Dr. Pagels wrote me back at length and essentially – for lack of a better word – “validated” that experience as such. We wrote back and forth for some time but then I decided to stop haranguing her. 

For obvious reasons, I’m not including the bulk of that writing; but here is her view on humility ]:

Dear Mr. Brown,

Thank you for your message. I’ve been in the mountains writing, and it took a while to reply.

SO important to get away from that image of a harsh, punishing God–who wouldn’t reject such a monster? Through circumstances in my own life, I have realized that I no longer “believe” all the things I was told SHOULD believe, and that I no longer think it matters. 

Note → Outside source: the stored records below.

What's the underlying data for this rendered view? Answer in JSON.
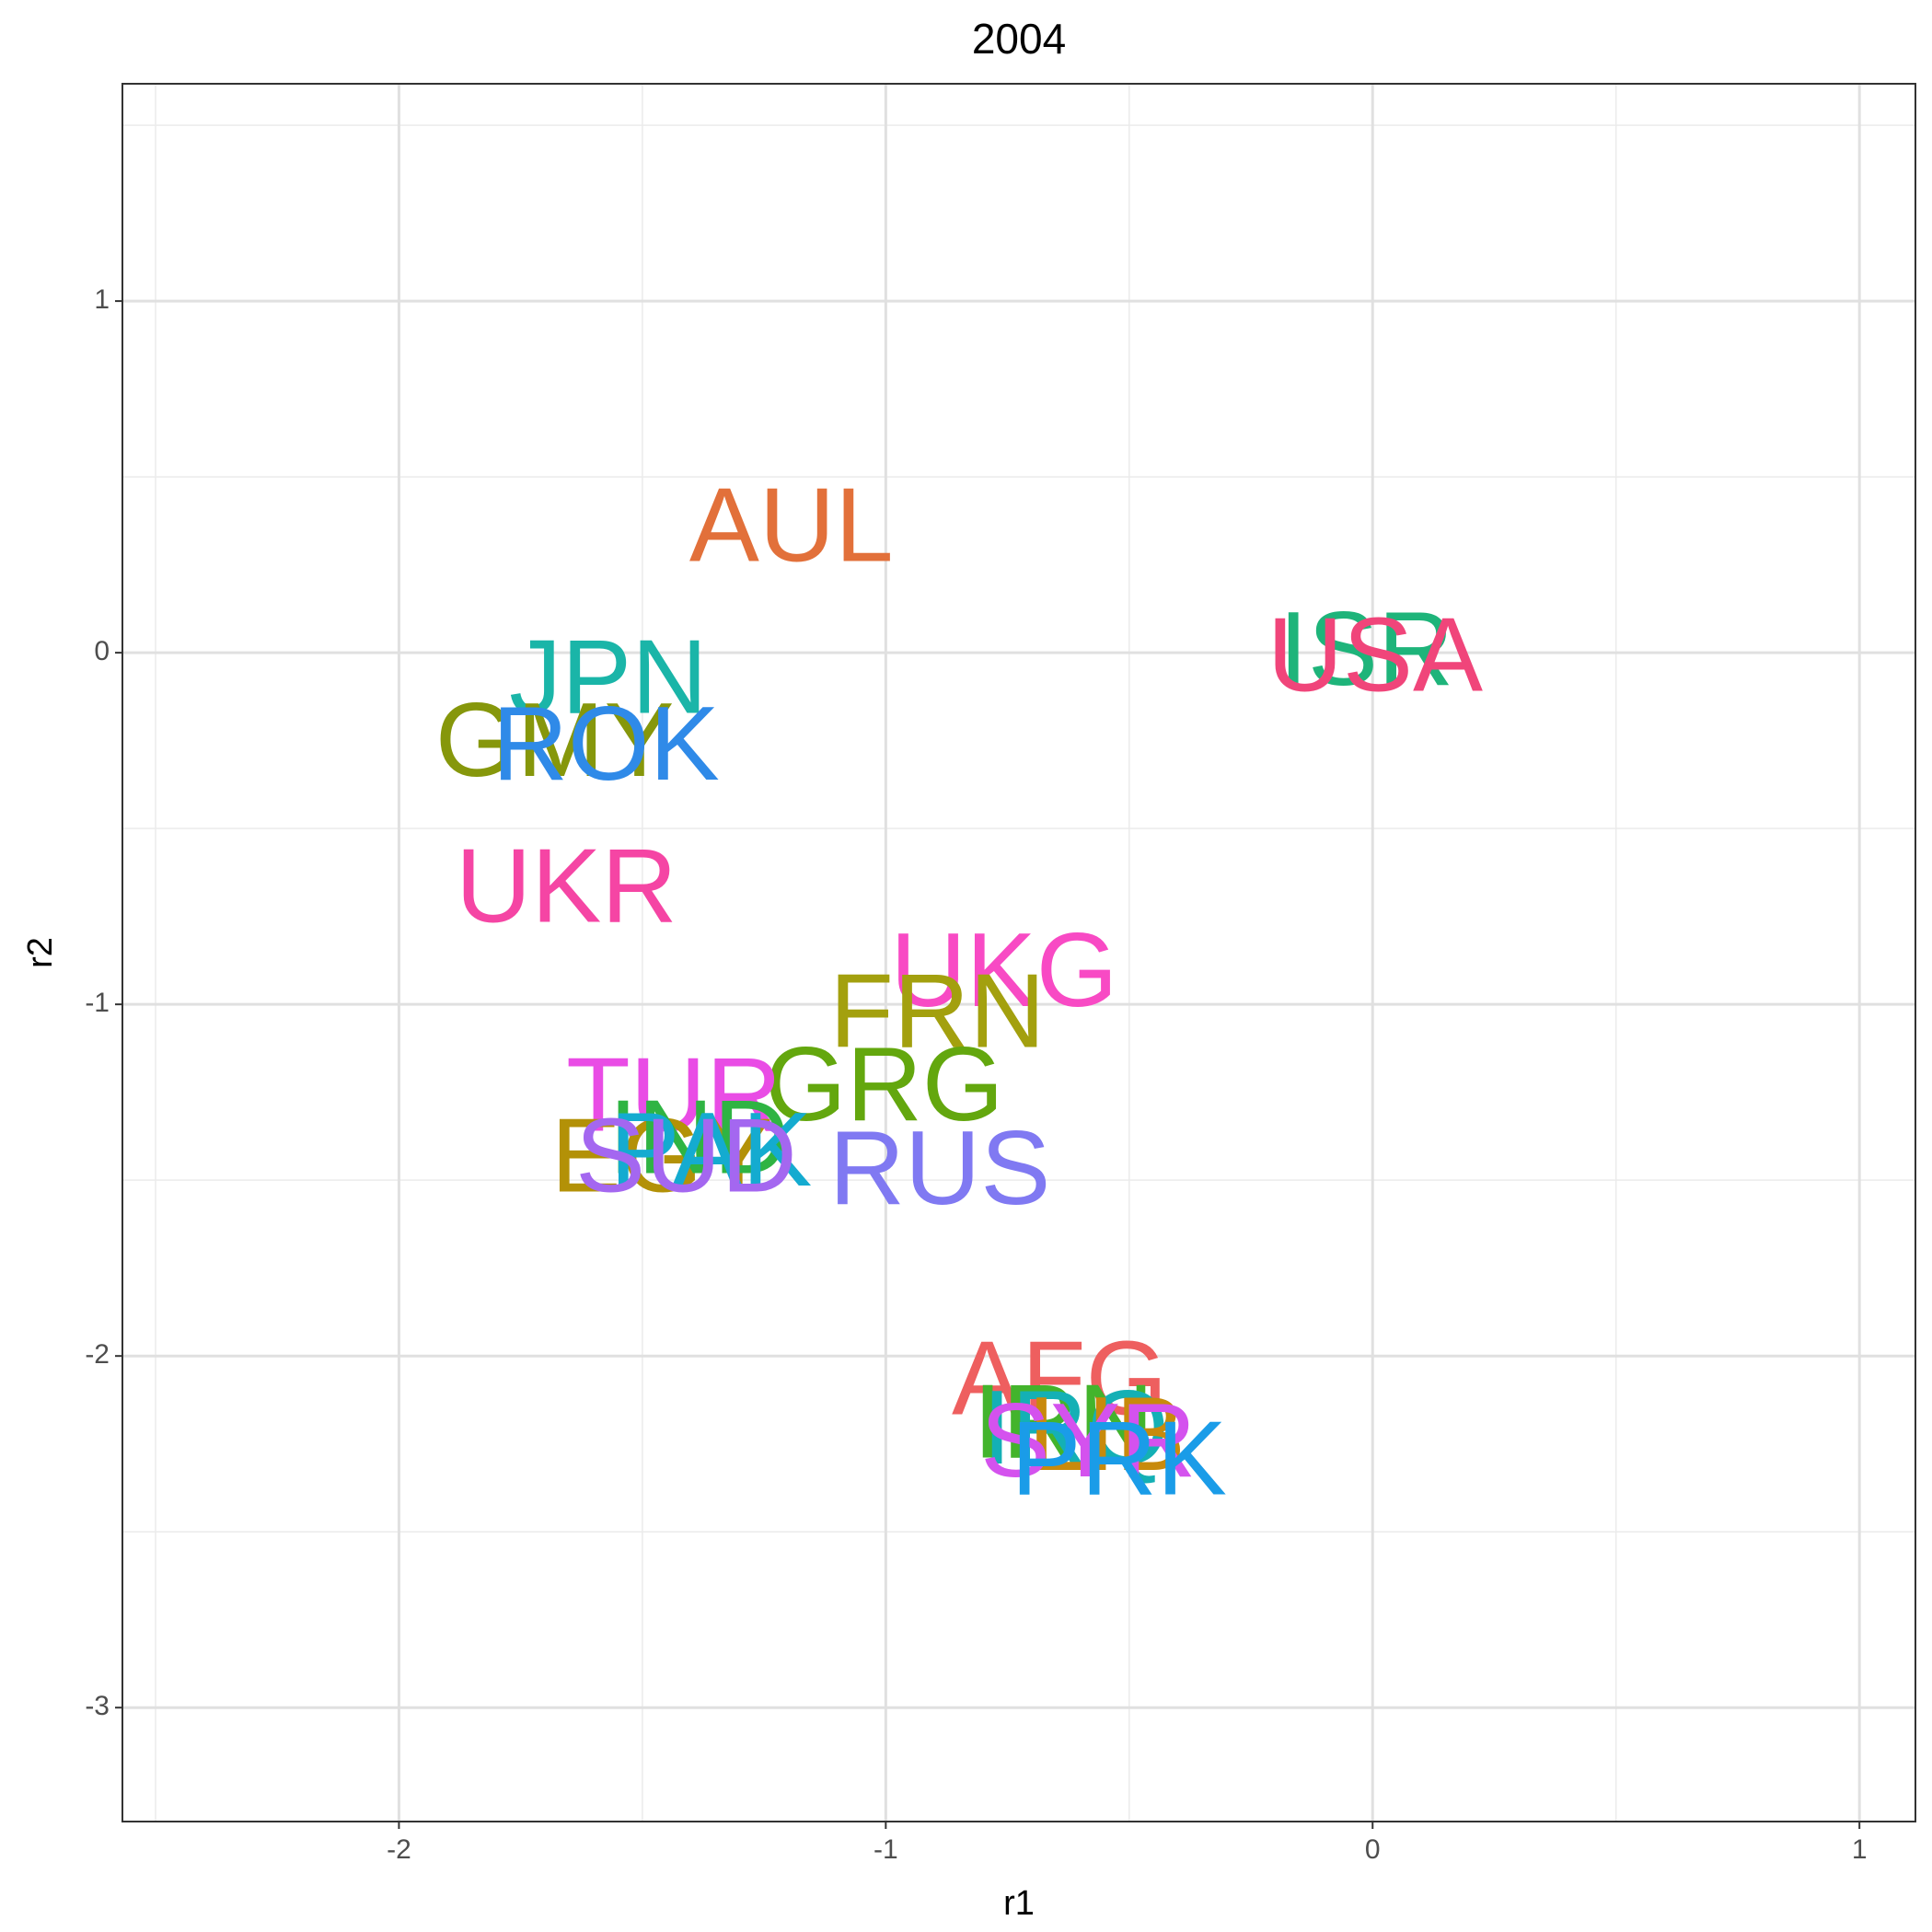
{
  "chart_data": {
    "type": "scatter",
    "title": "2004",
    "x_label": "r1",
    "y_label": "r2",
    "xlim": [
      -2.568,
      1.115
    ],
    "ylim": [
      -3.324,
      1.618
    ],
    "xticks": [
      -2,
      -1,
      0,
      1
    ],
    "yticks": [
      -3,
      -2,
      -1,
      0,
      1
    ],
    "xminor": [
      -2.5,
      -1.5,
      -0.5,
      0.5
    ],
    "yminor": [
      -2.5,
      -1.5,
      -0.5,
      0.5,
      1.5
    ],
    "grid": true,
    "series": [
      {
        "name": "AUL",
        "color": "#e2703a",
        "x": [
          -1.194
        ],
        "values": [
          0.362
        ]
      },
      {
        "name": "ISR",
        "color": "#1eb47a",
        "x": [
          -0.013
        ],
        "values": [
          0.01
        ]
      },
      {
        "name": "USA",
        "color": "#f0457a",
        "x": [
          0.005
        ],
        "values": [
          -0.007
        ]
      },
      {
        "name": "JPN",
        "color": "#1ab5a8",
        "x": [
          -1.57
        ],
        "values": [
          -0.07
        ]
      },
      {
        "name": "GMY",
        "color": "#86970b",
        "x": [
          -1.68
        ],
        "values": [
          -0.25
        ]
      },
      {
        "name": "ROK",
        "color": "#2f8ae8",
        "x": [
          -1.575
        ],
        "values": [
          -0.26
        ]
      },
      {
        "name": "UKR",
        "color": "#f545a4",
        "x": [
          -1.656
        ],
        "values": [
          -0.665
        ]
      },
      {
        "name": "UKG",
        "color": "#f84ac4",
        "x": [
          -0.757
        ],
        "values": [
          -0.904
        ]
      },
      {
        "name": "FRN",
        "color": "#a3a00e",
        "x": [
          -0.894
        ],
        "values": [
          -1.02
        ]
      },
      {
        "name": "GRG",
        "color": "#63a70e",
        "x": [
          -1.003
        ],
        "values": [
          -1.228
        ]
      },
      {
        "name": "TUR",
        "color": "#e94ce5",
        "x": [
          -1.435
        ],
        "values": [
          -1.259
        ]
      },
      {
        "name": "EGY",
        "color": "#b39107",
        "x": [
          -1.46
        ],
        "values": [
          -1.432
        ]
      },
      {
        "name": "IND",
        "color": "#2fb443",
        "x": [
          -1.384
        ],
        "values": [
          -1.379
        ]
      },
      {
        "name": "PAK",
        "color": "#14abd0",
        "x": [
          -1.359
        ],
        "values": [
          -1.414
        ]
      },
      {
        "name": "SUD",
        "color": "#a467f0",
        "x": [
          -1.41
        ],
        "values": [
          -1.432
        ]
      },
      {
        "name": "RUS",
        "color": "#8079f2",
        "x": [
          -0.889
        ],
        "values": [
          -1.467
        ]
      },
      {
        "name": "AFG",
        "color": "#ee5f5f",
        "x": [
          -0.643
        ],
        "values": [
          -2.065
        ]
      },
      {
        "name": "IRN",
        "color": "#43b42c",
        "x": [
          -0.635
        ],
        "values": [
          -2.188
        ]
      },
      {
        "name": "IRQ",
        "color": "#14b0b5",
        "x": [
          -0.61
        ],
        "values": [
          -2.205
        ]
      },
      {
        "name": "LIB",
        "color": "#c88a0c",
        "x": [
          -0.546
        ],
        "values": [
          -2.223
        ]
      },
      {
        "name": "SYR",
        "color": "#d452ee",
        "x": [
          -0.584
        ],
        "values": [
          -2.241
        ]
      },
      {
        "name": "PRK",
        "color": "#1a9ce8",
        "x": [
          -0.521
        ],
        "values": [
          -2.293
        ]
      }
    ]
  }
}
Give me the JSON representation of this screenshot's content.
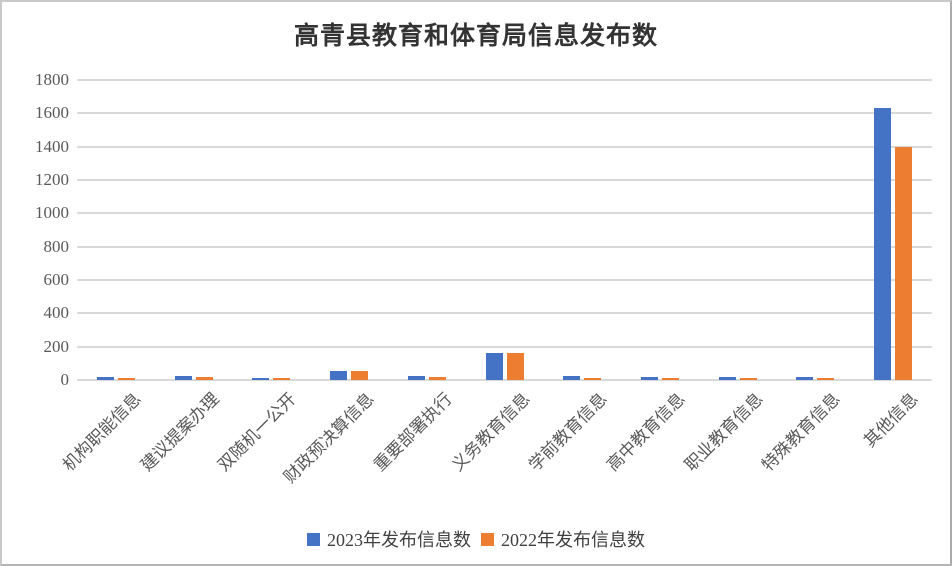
{
  "page": {
    "background": "#ffffff",
    "border_color": "#c9c9c9"
  },
  "chart_data": {
    "type": "bar",
    "title": "高青县教育和体育局信息发布数",
    "xlabel": "",
    "ylabel": "",
    "categories": [
      "机构职能信息",
      "建议提案办理",
      "双随机一公开",
      "财政预决算信息",
      "重要部署执行",
      "义务教育信息",
      "学前教育信息",
      "高中教育信息",
      "职业教育信息",
      "特殊教育信息",
      "其他信息"
    ],
    "series": [
      {
        "name": "2023年发布信息数",
        "color": "#4472C4",
        "values": [
          20,
          22,
          13,
          55,
          25,
          160,
          22,
          15,
          15,
          15,
          1630
        ]
      },
      {
        "name": "2022年发布信息数",
        "color": "#ED7D31",
        "values": [
          10,
          18,
          10,
          52,
          20,
          160,
          12,
          13,
          14,
          13,
          1400
        ]
      }
    ],
    "ylim": [
      0,
      1800
    ],
    "ytick_step": 200,
    "yticks": [
      0,
      200,
      400,
      600,
      800,
      1000,
      1200,
      1400,
      1600,
      1800
    ],
    "grid": true,
    "gridline_color": "#D9D9D9",
    "tick_label_color": "#595959",
    "title_color": "#333333",
    "legend_text_color": "#404040",
    "legend_position": "bottom"
  }
}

What DOES matter is “walking the walk”–and finding a spiritual path. 

My sense of humility–the term comes from the Latin humus, “ground, earth”–being down on the ground, which can mean down low, OR it can mean that we are “grounded” in something strong. 

For me it means the willingness to listen, to stop the reflexive responses of fear and negativity, and being willing to try something new, reach out, talk with someone we haven’t every listened to before–and you ARE DOING all these things now.  I am very glad to hear that you are–and trust you will keep on doing them.

I am MUCH more attuned to your EXPERIENCE than to any beliefs –THAT is where I find a sense of spiritual reality — elusive as it often is.

With best wishes, 

Elaine Pagels

(A hearty and humble thanks to my wife, Sam Ra, for the off-the-cuff suggestion of “Humble Brag” for the title of this piece.)